Mittlerweile raisen mehr Unternehmer Eigenkapital. Vielleicht ist auch das ein Kulturfrage und die neuen Gründer, die jetzt in den 20ern oder in den frühen 30ern stehen, besitzen eine andere Denkweise.

„Wo kein Wettbewerb, da kein Markt“

Kann man bündig auf eine Formel bringen, welche drei Anfängerfehler Startups auf der Investorensuche begehen?

  1. Zu sagen: Wir haben keinen Wettbewerb. Das ist völlig unglaubwürdig. Wo kein Wettbewerb, da kein Markt.
  2. Zu sagen, dass man innerhalb von drei Jahren über die Milliarde Umsatzgrenze geht. Excel ist sehr geduldig. Das ist ein bekannter Fehler und weder Google noch Facebook oder Apple haben das geschafft.
  3. Nicht früh genug das Gespräch mit Investoren zu suchen. Viele Startups verpassen es einfach und kümmern sich zu sehr ums eigene Business. Startup-CEOs müssen kontinuierlich Investorenbeziehungen aufbauen und diese mit Informationen und Updates zu Partnern, Kunden und Produkten versorgen.

Um Vertrauen aufzubauen?

Genau, um Vertrauen aufzubauen. Und um zu zeigen, dass sich die Geschäfte wie erwartet entwickeln. Man muss potenziellen Investoren schließlich zeigen, dass es sich gelohnt hat, die Firma länger zu beobachten. Investoren entscheiden ja nicht in vier Wochen. Die lassen sich erstmal sehr viel Zeit, oft auch Jahre. Sie beobachten Firmen und fragen sich: Liefern die, was sie versprechen?
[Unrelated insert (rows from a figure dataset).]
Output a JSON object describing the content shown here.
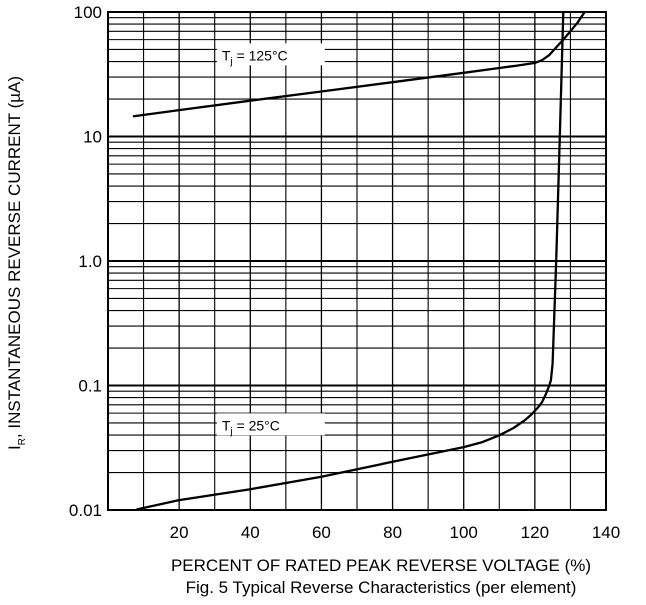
{
  "chart_data": {
    "type": "line",
    "title": "Fig. 5  Typical Reverse Characteristics (per element)",
    "xlabel": "PERCENT OF RATED PEAK  REVERSE VOLTAGE (%)",
    "ylabel_main": "I",
    "ylabel_sub": "R",
    "ylabel_rest": ", INSTANTANEOUS REVERSE CURRENT (µA)",
    "xlim": [
      0,
      140
    ],
    "ylim": [
      0.01,
      100
    ],
    "y_scale": "log",
    "grid": true,
    "x_ticks": [
      20,
      40,
      60,
      80,
      100,
      120,
      140
    ],
    "y_ticks": [
      {
        "value": 0.01,
        "label": "0.01"
      },
      {
        "value": 0.1,
        "label": "0.1"
      },
      {
        "value": 1,
        "label": "1.0"
      },
      {
        "value": 10,
        "label": "10"
      },
      {
        "value": 100,
        "label": "100"
      }
    ],
    "series": [
      {
        "label_main": "T",
        "label_sub": "j",
        "label_rest": " = 125°C",
        "label_at": [
          32,
          44
        ],
        "x": [
          7,
          20,
          40,
          60,
          80,
          100,
          110,
          115,
          118,
          120,
          122,
          124,
          126,
          128,
          130,
          132,
          134
        ],
        "y": [
          14.5,
          16.3,
          19.4,
          23,
          27.3,
          32.5,
          35.5,
          37.1,
          38.2,
          39,
          41,
          45,
          52,
          60,
          70,
          82,
          100
        ]
      },
      {
        "label_main": "T",
        "label_sub": "j",
        "label_rest": " = 25°C",
        "label_at": [
          32,
          0.047
        ],
        "x": [
          8,
          20,
          40,
          60,
          80,
          100,
          105,
          110,
          114,
          117,
          119,
          121,
          122,
          123,
          124,
          124.5,
          125,
          126,
          127,
          128
        ],
        "y": [
          0.0101,
          0.012,
          0.0147,
          0.0185,
          0.0244,
          0.032,
          0.0349,
          0.0398,
          0.0456,
          0.0522,
          0.0584,
          0.0672,
          0.0734,
          0.084,
          0.099,
          0.11,
          0.15,
          1.0,
          10,
          100
        ]
      }
    ]
  }
}
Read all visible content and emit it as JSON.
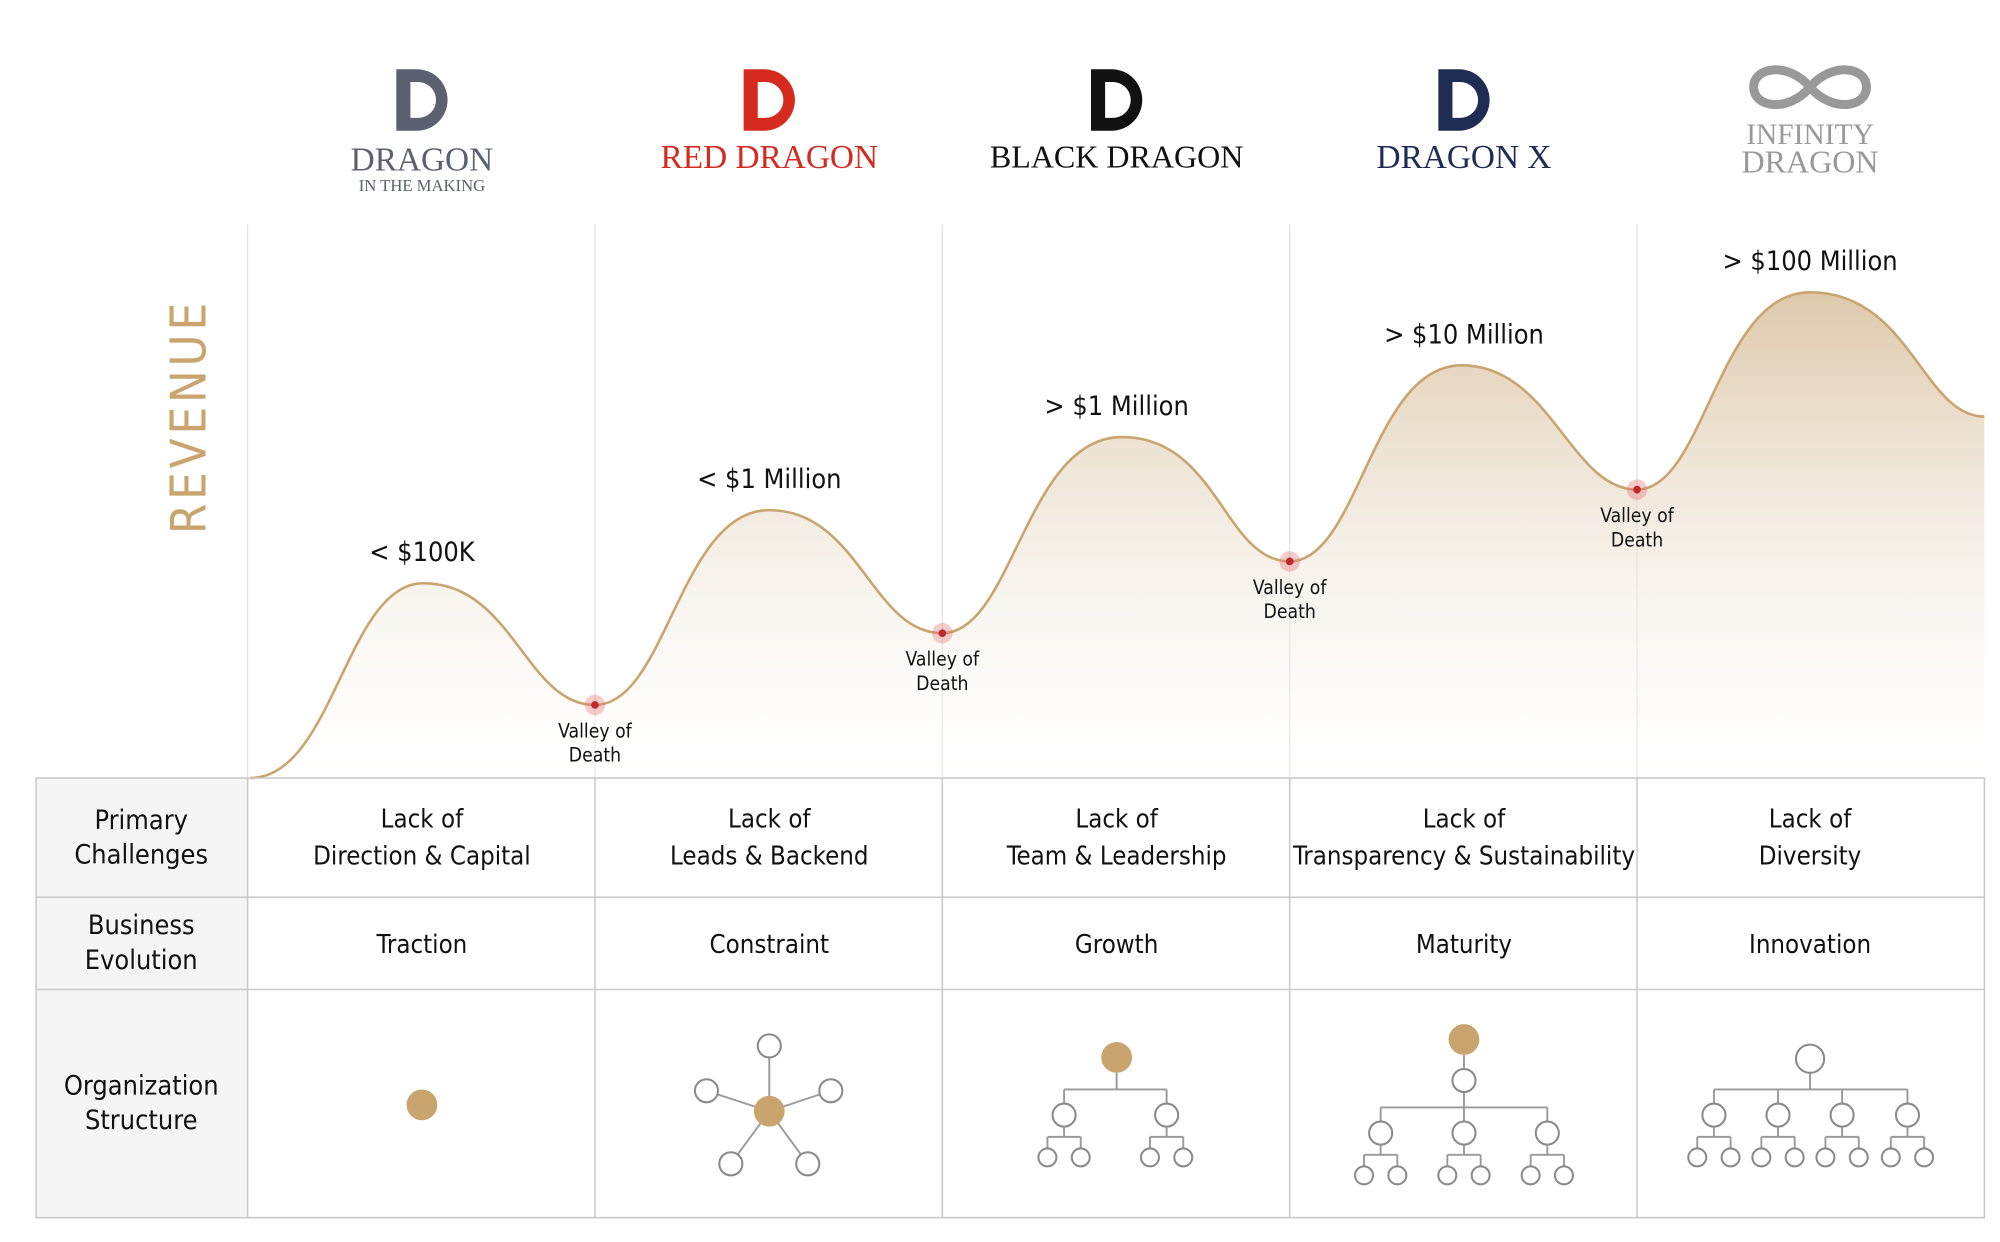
{
  "logos": [
    {
      "name": "DRAGON",
      "sub": "IN THE MAKING"
    },
    {
      "name": "RED DRAGON"
    },
    {
      "name": "BLACK DRAGON"
    },
    {
      "name": "DRAGON X"
    },
    {
      "name": "INFINITY",
      "sub": "DRAGON"
    }
  ],
  "axis_label": "REVENUE",
  "revenue_labels": [
    "< $100K",
    "< $1 Million",
    "> $1 Million",
    "> $10 Million",
    "> $100 Million"
  ],
  "valleys": [
    [
      "Valley of",
      "Death"
    ],
    [
      "Valley of",
      "Death"
    ],
    [
      "Valley of",
      "Death"
    ],
    [
      "Valley of",
      "Death"
    ]
  ],
  "table": {
    "row_headers": [
      [
        "Primary",
        "Challenges"
      ],
      [
        "Business",
        "Evolution"
      ],
      [
        "Organization",
        "Structure"
      ]
    ],
    "challenges": [
      [
        "Lack of",
        "Direction & Capital"
      ],
      [
        "Lack of",
        "Leads & Backend"
      ],
      [
        "Lack of",
        "Team & Leadership"
      ],
      [
        "Lack of",
        "Transparency & Sustainability"
      ],
      [
        "Lack of",
        "Diversity"
      ]
    ],
    "evolution": [
      "Traction",
      "Constraint",
      "Growth",
      "Maturity",
      "Innovation"
    ]
  }
}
…um das Risiko zu minimieren…

Selbstverständlich! Venture Capital ist Risikokapital, nichtsdestotrotz vertrauen Investoren Leuten, die sie nicht kennen, viel Geld an.

Wie vermindert Ihr das Risiko für Investoren?

Investoren wissen, dass wir uns die Unternehmen genau angesehen haben. Wir betreiben eine intensive Due Diligence. Investoren müssen überzeugt sein: das hat Hand und Fuß und ist nicht nur Hot Air. Sie bringen schließlich unseren Namen damit in Verbindung. Und da wir von Erfolgs-Fees leben, sind wir natürlich daran interessiert,  Firmen zu finden, die halten, was sie versprechen.

Hatten Ihr bereits Totalausfälle?

Natürlich, wir hatten einen Fall – eine Berliner Firma. Im Krisenjahr 2009 haben wir für sie fünf Millionen Euro geraist. Wir brachten Investoren und Management zusammen. Sie sind gemeinsam zum Notar gegangen, haben unterschrieben. Die bestehenden und neuen Investoren haben alle Geld eingezahlt, nur der CEO, der mitinvestieren wollte, hat nicht eingezahlt. Drei, vier Monate später war die Firma bankrott.

Leider kann man so einen Fall nie zu 100 Prozent ausschließen. Wir machen unsere Reference Checks und vieles mehr. Aber wenn die Leute sich noch nie etwas haben zu Schulden kommen lassen, hilft auch das nichts. So was macht ein normaler CEO ja schließlich nicht – aber gut.

Was zeichnet die Münchner Startup-Szene in Deinen Augen aus?

Ich glaub, in München hast Du tatsächlich weniger Hot Air. Auch wenn ich sage: ‚Ich bin in Berlin, ich bin ein Startup, deshalb bin ich cool und hip‘, zählen hinten raus genauso die Grundlagen. Die Startups in München sind da noch mehr down to earth. Sie sind im Schnitt mehr auf der Hardcore-Technologieseite und können oft mehr Substanzielles anbieten.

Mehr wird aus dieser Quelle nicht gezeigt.